Watches in the Night, by Rueben P. Job
I grew up on a farm on the North Dakota prairie that was gripped by great economic depression and the climate extremes of the dust bowl years. During that period abandoned farms seemed to be everywhere on the rolling hills of many of the Great Plains states. Many of our neighbors were forced to give up their land and their homes but some families remained and were able to raise enough food to survive. Our family was one of those fortunate ones that had a deep well that did not run dry. This deep well was pumped by a windmill with an eight-foot wheel mounted on a tall tower. The power of the wind lifted fresh and cold water from within the earth, sustaining a large garden, trees, livestock, and of course, our family.
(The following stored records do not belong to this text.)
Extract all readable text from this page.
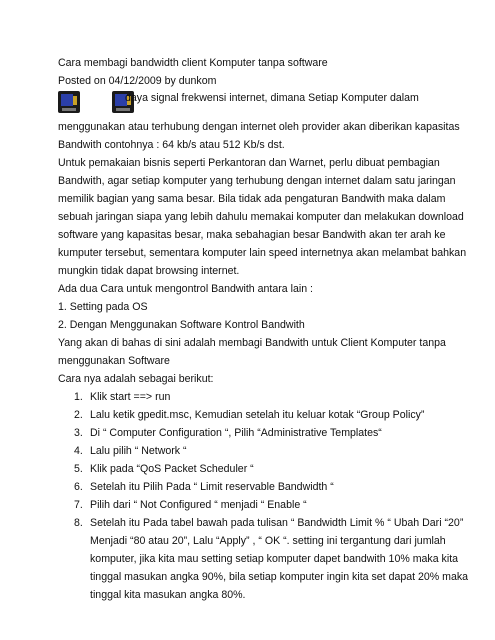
Cara membagi bandwidth client Komputer tanpa software
Posted on 04/12/2009 by dunkom
daya signal frekwensi internet, dimana Setiap Komputer dalam
menggunakan atau terhubung dengan internet oleh provider akan diberikan kapasitas
Bandwith contohnya : 64 kb/s atau 512 Kb/s dst.
Untuk pemakaian bisnis seperti Perkantoran dan Warnet, perlu dibuat pembagian
Bandwith, agar setiap komputer yang terhubung dengan internet dalam satu jaringan
memilik bagian yang sama besar. Bila tidak ada pengaturan Bandwith maka dalam
sebuah jaringan siapa yang lebih dahulu memakai komputer dan melakukan download
software yang kapasitas besar, maka sebahagian besar Bandwith akan ter arah ke
kumputer tersebut, sementara komputer lain speed internetnya akan melambat bahkan
mungkin tidak dapat browsing internet.
Ada dua Cara untuk mengontrol Bandwith antara lain :
1. Setting pada OS
2. Dengan Menggunakan Software Kontrol Bandwith
Yang akan di bahas di sini adalah membagi Bandwith untuk Client Komputer tanpa
menggunakan Software
Cara nya adalah sebagai berikut:
1. Klik start ==> run
2. Lalu ketik gpedit.msc, Kemudian setelah itu keluar kotak “Group Policy”
3. Di “ Computer Configuration “, Pilih “Administrative Templates“
4. Lalu pilih “ Network “
5. Klik pada “QoS Packet Scheduler “
6. Setelah itu Pilih Pada “ Limit reservable Bandwidth “
7. Pilih dari “ Not Configured “ menjadi “ Enable “
8. Setelah itu Pada tabel bawah pada tulisan “ Bandwidth Limit % “ Ubah Dari “20”
Menjadi “80 atau 20”, Lalu “Apply” , “ OK “. setting ini tergantung dari jumlah
komputer, jika kita mau setting setiap komputer dapet bandwith 10% maka kita
tinggal masukan angka 90%, bila setiap komputer ingin kita set dapat 20% maka
tinggal kita masukan angka 80%.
When the wind was strong it pushed the giant wheel into position to receive the full power needed to lift the water from deep in the earth. When turned into the wind even a light breeze would pump water. But when the wind was just a gentle whisper it was not strong enough position the wheel so it could catch the full force required to pump water from underground. On such days I would watch my father climb the tall tower and turn the wheel until it faced the wind and then pull on the fans until they caught enough of the breeze to continue pumping that life-giving water.
The saints who have gone before us discovered how to position their lives in order to catch and appropriate the life-giving breath of God. They learned that they could survive and thrive even in the midst of seismic economic, climate, and cultural changes.